2° Le cahier des charges établi également par le dit Monsieur Gioux.
Le Conseil après avoir pris une ample et entière connaissance du dossier relatif à la démolition de l'ancien presbytère, autorise Monsieur le Maire à faire procéder à l'adjudication publique des travaux pour la dite démolition. Il décide en outre en conformité avec le plan d'alignement que toute la surface de terrain devenue vacante sera incorporée à la voie publique et destinée à agrandir la Place dite de la Halle.
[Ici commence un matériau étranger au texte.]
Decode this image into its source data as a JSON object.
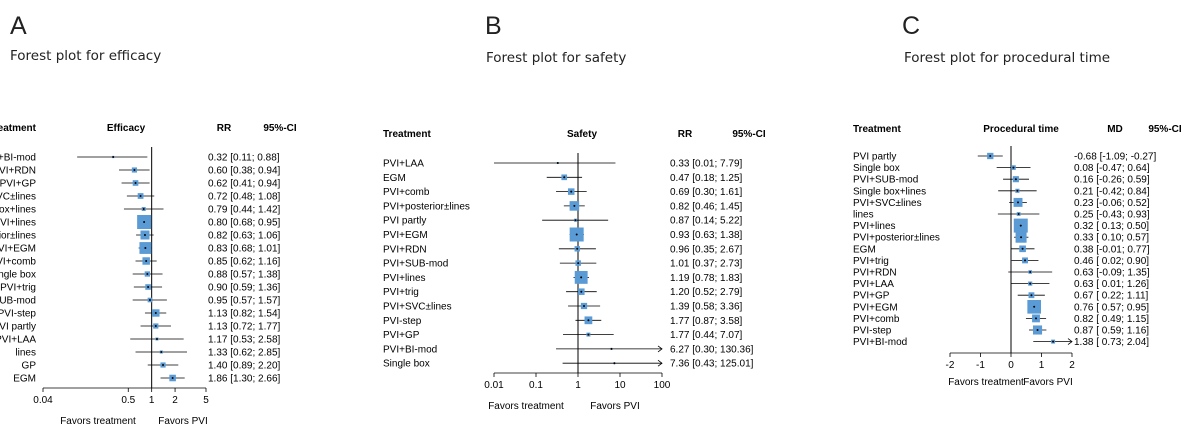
{
  "panels": [
    {
      "letter": "A",
      "title": "Forest plot for efficacy"
    },
    {
      "letter": "B",
      "title": "Forest plot for safety"
    },
    {
      "letter": "C",
      "title": "Forest plot for procedural time"
    }
  ],
  "chart_data": [
    {
      "type": "forest",
      "headers": {
        "treatment": "Treatment",
        "outcome": "Efficacy",
        "measure": "RR",
        "ci": "95%-CI"
      },
      "scale": "log",
      "xlim": [
        0.04,
        5
      ],
      "ticks": [
        0.04,
        0.5,
        1,
        2,
        5
      ],
      "tick_labels": [
        "0.04",
        "0.5",
        "1",
        "2",
        "5"
      ],
      "xlabel_left": "Favors treatment",
      "xlabel_right": "Favors PVI",
      "rows": [
        {
          "label": "PVI+BI-mod",
          "est": 0.32,
          "lo": 0.11,
          "hi": 0.88,
          "text": "0.32 [0.11; 0.88]"
        },
        {
          "label": "PVI+RDN",
          "est": 0.6,
          "lo": 0.38,
          "hi": 0.94,
          "text": "0.60 [0.38; 0.94]"
        },
        {
          "label": "PVI+GP",
          "est": 0.62,
          "lo": 0.41,
          "hi": 0.94,
          "text": "0.62 [0.41; 0.94]"
        },
        {
          "label": "PVI+SVC±lines",
          "est": 0.72,
          "lo": 0.48,
          "hi": 1.08,
          "text": "0.72 [0.48; 1.08]"
        },
        {
          "label": "Single box+lines",
          "est": 0.79,
          "lo": 0.44,
          "hi": 1.42,
          "text": "0.79 [0.44; 1.42]"
        },
        {
          "label": "PVI+lines",
          "est": 0.8,
          "lo": 0.68,
          "hi": 0.95,
          "text": "0.80 [0.68; 0.95]"
        },
        {
          "label": "PVI+posterior±lines",
          "est": 0.82,
          "lo": 0.63,
          "hi": 1.06,
          "text": "0.82 [0.63; 1.06]"
        },
        {
          "label": "PVI+EGM",
          "est": 0.83,
          "lo": 0.68,
          "hi": 1.01,
          "text": "0.83 [0.68; 1.01]"
        },
        {
          "label": "PVI+comb",
          "est": 0.85,
          "lo": 0.62,
          "hi": 1.16,
          "text": "0.85 [0.62; 1.16]"
        },
        {
          "label": "Single box",
          "est": 0.88,
          "lo": 0.57,
          "hi": 1.38,
          "text": "0.88 [0.57; 1.38]"
        },
        {
          "label": "PVI+trig",
          "est": 0.9,
          "lo": 0.59,
          "hi": 1.36,
          "text": "0.90 [0.59; 1.36]"
        },
        {
          "label": "PVI+SUB-mod",
          "est": 0.95,
          "lo": 0.57,
          "hi": 1.57,
          "text": "0.95 [0.57; 1.57]"
        },
        {
          "label": "PVI-step",
          "est": 1.13,
          "lo": 0.82,
          "hi": 1.54,
          "text": "1.13 [0.82; 1.54]"
        },
        {
          "label": "PVI partly",
          "est": 1.13,
          "lo": 0.72,
          "hi": 1.77,
          "text": "1.13 [0.72; 1.77]"
        },
        {
          "label": "PVI+LAA",
          "est": 1.17,
          "lo": 0.53,
          "hi": 2.58,
          "text": "1.17 [0.53; 2.58]"
        },
        {
          "label": "lines",
          "est": 1.33,
          "lo": 0.62,
          "hi": 2.85,
          "text": "1.33 [0.62; 2.85]"
        },
        {
          "label": "GP",
          "est": 1.4,
          "lo": 0.89,
          "hi": 2.2,
          "text": "1.40 [0.89; 2.20]"
        },
        {
          "label": "EGM",
          "est": 1.86,
          "lo": 1.3,
          "hi": 2.66,
          "text": "1.86 [1.30; 2.66]"
        }
      ]
    },
    {
      "type": "forest",
      "headers": {
        "treatment": "Treatment",
        "outcome": "Safety",
        "measure": "RR",
        "ci": "95%-CI"
      },
      "scale": "log",
      "xlim": [
        0.01,
        100
      ],
      "ticks": [
        0.01,
        0.1,
        1,
        10,
        100
      ],
      "tick_labels": [
        "0.01",
        "0.1",
        "1",
        "10",
        "100"
      ],
      "xlabel_left": "Favors treatment",
      "xlabel_right": "Favors PVI",
      "rows": [
        {
          "label": "PVI+LAA",
          "est": 0.33,
          "lo": 0.01,
          "hi": 7.79,
          "text": "0.33  [0.01;    7.79]"
        },
        {
          "label": "EGM",
          "est": 0.47,
          "lo": 0.18,
          "hi": 1.25,
          "text": "0.47  [0.18;    1.25]"
        },
        {
          "label": "PVI+comb",
          "est": 0.69,
          "lo": 0.3,
          "hi": 1.61,
          "text": "0.69  [0.30;    1.61]"
        },
        {
          "label": "PVI+posterior±lines",
          "est": 0.82,
          "lo": 0.46,
          "hi": 1.45,
          "text": "0.82  [0.46;    1.45]"
        },
        {
          "label": "PVI partly",
          "est": 0.87,
          "lo": 0.14,
          "hi": 5.22,
          "text": "0.87  [0.14;    5.22]"
        },
        {
          "label": "PVI+EGM",
          "est": 0.93,
          "lo": 0.63,
          "hi": 1.38,
          "text": "0.93  [0.63;    1.38]"
        },
        {
          "label": "PVI+RDN",
          "est": 0.96,
          "lo": 0.35,
          "hi": 2.67,
          "text": "0.96  [0.35;    2.67]"
        },
        {
          "label": "PVI+SUB-mod",
          "est": 1.01,
          "lo": 0.37,
          "hi": 2.73,
          "text": "1.01  [0.37;    2.73]"
        },
        {
          "label": "PVI+lines",
          "est": 1.19,
          "lo": 0.78,
          "hi": 1.83,
          "text": "1.19  [0.78;    1.83]"
        },
        {
          "label": "PVI+trig",
          "est": 1.2,
          "lo": 0.52,
          "hi": 2.79,
          "text": "1.20  [0.52;    2.79]"
        },
        {
          "label": "PVI+SVC±lines",
          "est": 1.39,
          "lo": 0.58,
          "hi": 3.36,
          "text": "1.39  [0.58;    3.36]"
        },
        {
          "label": "PVI-step",
          "est": 1.77,
          "lo": 0.87,
          "hi": 3.58,
          "text": "1.77  [0.87;    3.58]"
        },
        {
          "label": "PVI+GP",
          "est": 1.77,
          "lo": 0.44,
          "hi": 7.07,
          "text": "1.77  [0.44;    7.07]"
        },
        {
          "label": "PVI+BI-mod",
          "est": 6.27,
          "lo": 0.3,
          "hi": 130.36,
          "text": "6.27  [0.30; 130.36]"
        },
        {
          "label": "Single box",
          "est": 7.36,
          "lo": 0.43,
          "hi": 125.01,
          "text": "7.36  [0.43; 125.01]"
        }
      ]
    },
    {
      "type": "forest",
      "headers": {
        "treatment": "Treatment",
        "outcome": "Procedural time",
        "measure": "MD",
        "ci": "95%-CI"
      },
      "scale": "linear",
      "xlim": [
        -2,
        2
      ],
      "ticks": [
        -2,
        -1,
        0,
        1,
        2
      ],
      "tick_labels": [
        "-2",
        "-1",
        "0",
        "1",
        "2"
      ],
      "xlabel_left": "Favors treatment",
      "xlabel_right": "Favors PVI",
      "rows": [
        {
          "label": "PVI partly",
          "est": -0.68,
          "lo": -1.09,
          "hi": -0.27,
          "text": "-0.68 [-1.09; -0.27]"
        },
        {
          "label": "Single box",
          "est": 0.08,
          "lo": -0.47,
          "hi": 0.64,
          "text": "0.08 [-0.47; 0.64]"
        },
        {
          "label": "PVI+SUB-mod",
          "est": 0.16,
          "lo": -0.26,
          "hi": 0.59,
          "text": "0.16 [-0.26; 0.59]"
        },
        {
          "label": "Single box+lines",
          "est": 0.21,
          "lo": -0.42,
          "hi": 0.84,
          "text": "0.21 [-0.42; 0.84]"
        },
        {
          "label": "PVI+SVC±lines",
          "est": 0.23,
          "lo": -0.06,
          "hi": 0.52,
          "text": "0.23 [-0.06; 0.52]"
        },
        {
          "label": "lines",
          "est": 0.25,
          "lo": -0.43,
          "hi": 0.93,
          "text": "0.25 [-0.43; 0.93]"
        },
        {
          "label": "PVI+lines",
          "est": 0.32,
          "lo": 0.13,
          "hi": 0.5,
          "text": "0.32 [ 0.13; 0.50]"
        },
        {
          "label": "PVI+posterior±lines",
          "est": 0.33,
          "lo": 0.1,
          "hi": 0.57,
          "text": "0.33 [ 0.10; 0.57]"
        },
        {
          "label": "EGM",
          "est": 0.38,
          "lo": -0.01,
          "hi": 0.77,
          "text": "0.38 [-0.01; 0.77]"
        },
        {
          "label": "PVI+trig",
          "est": 0.46,
          "lo": 0.02,
          "hi": 0.9,
          "text": "0.46 [ 0.02; 0.90]"
        },
        {
          "label": "PVI+RDN",
          "est": 0.63,
          "lo": -0.09,
          "hi": 1.35,
          "text": "0.63 [-0.09; 1.35]"
        },
        {
          "label": "PVI+LAA",
          "est": 0.63,
          "lo": 0.01,
          "hi": 1.26,
          "text": "0.63 [ 0.01; 1.26]"
        },
        {
          "label": "PVI+GP",
          "est": 0.67,
          "lo": 0.22,
          "hi": 1.11,
          "text": "0.67 [ 0.22; 1.11]"
        },
        {
          "label": "PVI+EGM",
          "est": 0.76,
          "lo": 0.57,
          "hi": 0.95,
          "text": "0.76 [ 0.57; 0.95]"
        },
        {
          "label": "PVI+comb",
          "est": 0.82,
          "lo": 0.49,
          "hi": 1.15,
          "text": "0.82 [ 0.49; 1.15]"
        },
        {
          "label": "PVI-step",
          "est": 0.87,
          "lo": 0.59,
          "hi": 1.16,
          "text": "0.87 [ 0.59; 1.16]"
        },
        {
          "label": "PVI+BI-mod",
          "est": 1.38,
          "lo": 0.73,
          "hi": 2.04,
          "text": "1.38 [ 0.73; 2.04]"
        }
      ]
    }
  ],
  "colors": {
    "box": "#5b9bd5",
    "line": "#000000",
    "ref": "#000000"
  }
}
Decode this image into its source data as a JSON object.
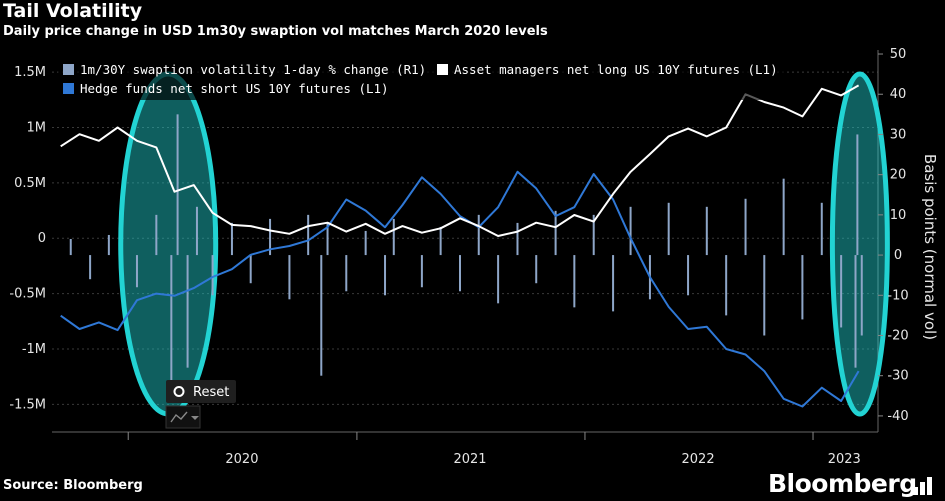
{
  "header": {
    "title": "Tail Volatility",
    "subtitle": "Daily price change in USD 1m30y swaption vol matches March 2020 levels"
  },
  "footer": {
    "source": "Source: Bloomberg",
    "brand": "Bloomberg"
  },
  "controls": {
    "reset_label": "Reset"
  },
  "colors": {
    "background": "#000000",
    "grid": "#3a3a3a",
    "swaption_bars": "#8ea6c8",
    "asset_managers_line": "#ffffff",
    "hedge_funds_line": "#2f78d6",
    "highlight": "#22d3d3"
  },
  "chart_data": {
    "type": "line",
    "x_axis": {
      "type": "date",
      "tick_labels": [
        "2020",
        "2021",
        "2022",
        "2023"
      ]
    },
    "y_left": {
      "ticks": [
        -1500000,
        -1000000,
        -500000,
        0,
        500000,
        1000000,
        1500000
      ],
      "tick_labels": [
        "-1.5M",
        "-1M",
        "-0.5M",
        "0",
        "0.5M",
        "1M",
        "1.5M"
      ],
      "ylim": [
        -1750000,
        1700000
      ]
    },
    "y_right": {
      "label": "Basis points (normal vol)",
      "ticks": [
        -40,
        -30,
        -20,
        -10,
        0,
        10,
        20,
        30,
        40,
        50
      ],
      "tick_labels": [
        "-40",
        "-30",
        "-20",
        "-10",
        "0",
        "10",
        "20",
        "30",
        "40",
        "50"
      ],
      "ylim": [
        -44,
        51
      ]
    },
    "grid": true,
    "legend_position": "top-left",
    "series": [
      {
        "name": "1m/30Y swaption volatility 1-day % change (R1)",
        "axis": "right",
        "kind": "bar",
        "color": "#8ea6c8",
        "x": [
          "2019-10-01",
          "2019-11-01",
          "2019-12-01",
          "2020-01-15",
          "2020-02-15",
          "2020-03-10",
          "2020-03-20",
          "2020-04-05",
          "2020-04-20",
          "2020-05-15",
          "2020-06-15",
          "2020-07-15",
          "2020-08-15",
          "2020-09-15",
          "2020-10-15",
          "2020-11-05",
          "2020-11-15",
          "2020-12-15",
          "2021-01-15",
          "2021-02-15",
          "2021-03-01",
          "2021-04-15",
          "2021-05-15",
          "2021-06-15",
          "2021-07-15",
          "2021-08-15",
          "2021-09-15",
          "2021-10-15",
          "2021-11-15",
          "2021-12-15",
          "2022-01-15",
          "2022-02-15",
          "2022-03-15",
          "2022-04-15",
          "2022-05-15",
          "2022-06-15",
          "2022-07-15",
          "2022-08-15",
          "2022-09-15",
          "2022-10-15",
          "2022-11-15",
          "2022-12-15",
          "2023-01-15",
          "2023-02-15",
          "2023-03-10",
          "2023-03-13",
          "2023-03-20"
        ],
        "values": [
          4,
          -6,
          5,
          -8,
          10,
          -33,
          35,
          -28,
          12,
          -10,
          8,
          -7,
          9,
          -11,
          10,
          -30,
          8,
          -9,
          6,
          -10,
          9,
          -8,
          7,
          -9,
          10,
          -12,
          8,
          -7,
          11,
          -13,
          10,
          -14,
          12,
          -11,
          13,
          -10,
          12,
          -15,
          14,
          -20,
          19,
          -16,
          13,
          -18,
          -28,
          30,
          -20
        ]
      },
      {
        "name": "Asset managers net long US 10Y futures  (L1)",
        "axis": "left",
        "kind": "line",
        "color": "#ffffff",
        "x": [
          "2019-09-15",
          "2019-10-15",
          "2019-11-15",
          "2019-12-15",
          "2020-01-15",
          "2020-02-15",
          "2020-03-15",
          "2020-04-15",
          "2020-05-15",
          "2020-06-15",
          "2020-07-15",
          "2020-08-15",
          "2020-09-15",
          "2020-10-15",
          "2020-11-15",
          "2020-12-15",
          "2021-01-15",
          "2021-02-15",
          "2021-03-15",
          "2021-04-15",
          "2021-05-15",
          "2021-06-15",
          "2021-07-15",
          "2021-08-15",
          "2021-09-15",
          "2021-10-15",
          "2021-11-15",
          "2021-12-15",
          "2022-01-15",
          "2022-02-15",
          "2022-03-15",
          "2022-04-15",
          "2022-05-15",
          "2022-06-15",
          "2022-07-15",
          "2022-08-15",
          "2022-09-15",
          "2022-10-15",
          "2022-11-15",
          "2022-12-15",
          "2023-01-15",
          "2023-02-15",
          "2023-03-15"
        ],
        "values": [
          830000,
          940000,
          880000,
          1000000,
          880000,
          820000,
          420000,
          480000,
          230000,
          120000,
          110000,
          70000,
          40000,
          110000,
          140000,
          60000,
          130000,
          40000,
          110000,
          50000,
          90000,
          180000,
          110000,
          20000,
          60000,
          140000,
          100000,
          210000,
          150000,
          400000,
          600000,
          760000,
          920000,
          990000,
          920000,
          1000000,
          1300000,
          1230000,
          1180000,
          1100000,
          1350000,
          1290000,
          1380000
        ]
      },
      {
        "name": "Hedge funds net short US 10Y futures  (L1)",
        "axis": "left",
        "kind": "line",
        "color": "#2f78d6",
        "x": [
          "2019-09-15",
          "2019-10-15",
          "2019-11-15",
          "2019-12-15",
          "2020-01-15",
          "2020-02-15",
          "2020-03-15",
          "2020-04-15",
          "2020-05-15",
          "2020-06-15",
          "2020-07-15",
          "2020-08-15",
          "2020-09-15",
          "2020-10-15",
          "2020-11-15",
          "2020-12-15",
          "2021-01-15",
          "2021-02-15",
          "2021-03-15",
          "2021-04-15",
          "2021-05-15",
          "2021-06-15",
          "2021-07-15",
          "2021-08-15",
          "2021-09-15",
          "2021-10-15",
          "2021-11-15",
          "2021-12-15",
          "2022-01-15",
          "2022-02-15",
          "2022-03-15",
          "2022-04-15",
          "2022-05-15",
          "2022-06-15",
          "2022-07-15",
          "2022-08-15",
          "2022-09-15",
          "2022-10-15",
          "2022-11-15",
          "2022-12-15",
          "2023-01-15",
          "2023-02-15",
          "2023-03-15"
        ],
        "values": [
          -700000,
          -820000,
          -760000,
          -830000,
          -560000,
          -500000,
          -520000,
          -450000,
          -350000,
          -280000,
          -150000,
          -100000,
          -70000,
          -20000,
          100000,
          350000,
          250000,
          100000,
          300000,
          550000,
          400000,
          200000,
          100000,
          280000,
          600000,
          450000,
          200000,
          280000,
          580000,
          350000,
          0,
          -350000,
          -620000,
          -820000,
          -800000,
          -1000000,
          -1050000,
          -1200000,
          -1450000,
          -1520000,
          -1350000,
          -1470000,
          -1200000
        ]
      }
    ],
    "annotations": [
      {
        "type": "ellipse-highlight",
        "x_range": [
          "2019-12-20",
          "2020-05-20"
        ]
      },
      {
        "type": "ellipse-highlight",
        "x_range": [
          "2023-02-01",
          "2023-04-30"
        ]
      }
    ]
  }
}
Délibération du 21 février 1914

L'an mil neuf cent quatorze, le vingt et un Février, le Conseil Municipal de la Commune d'Aubière étant assemblé en session ordinaire de Février au lieu habituel de ses séances après convocation légale sous la Présidence de Monsieur Noëllet Degironde Maire. .....

Démolition du presbytère.
Traité avec Monsieur Fourreau entrepreneur à Clermont Ferrand.
Monsieur le Maire soumet à l'approbation du Conseil le dossier relatif a la démolition de l'ancien presbytère dont toute la surface, doit être incorporé à la voie publique pour l'agrandissement de la Place de la Halle, une certaine partie de cet immeuble étant d'ailleurs frappé d'alignement.
1° Le détail estimatif établi par Monsieur Gioux expert géomètre à Aubière.
2° Le cahier des charges également établi par le sieur Gioux.
L'adjudication du 1er Novembre 1913, qui ne devait pas être inférieure à cinq cents francs n'ayant donné aucun résultat. Monsieur le Président demande au Conseil de vouloir bien l'autoriser de passer un traité de gré a gré avec Mr Fourreau entrepreneur à Clermont Ferrand, moyennant une somme de deux cent quatre vingt francs que l'entrepreneur versera dans la Caisse du Receveur Municipal avant le commencement des travaux suivant les clauses conditions et responsabilités stipulés au cahier des charges.
Monsieur Fourreau s'engage en outre à payer les frais de timbre d'expédition ainsi que les droits d'enregistrement auquel le présent marché donne lieu.
Le Conseil après en avoir délibéré autorise Monsieur le Maire à passer dans les conditions énoncées ci dessus un traité de gré à gré avec Monsieur Fourreau entrepreneur à Clermont Ferrand pour la démolition de l'immeuble dit de l'ancien presbytère.

États des lieux
Le cinq mars 1913, on procède à l’état des lieux des maisons Besse et Fonteix qui jouxtent la cure, et qui doivent également être rasées. Pour l’exemple, voici celui de la maison Fonteix.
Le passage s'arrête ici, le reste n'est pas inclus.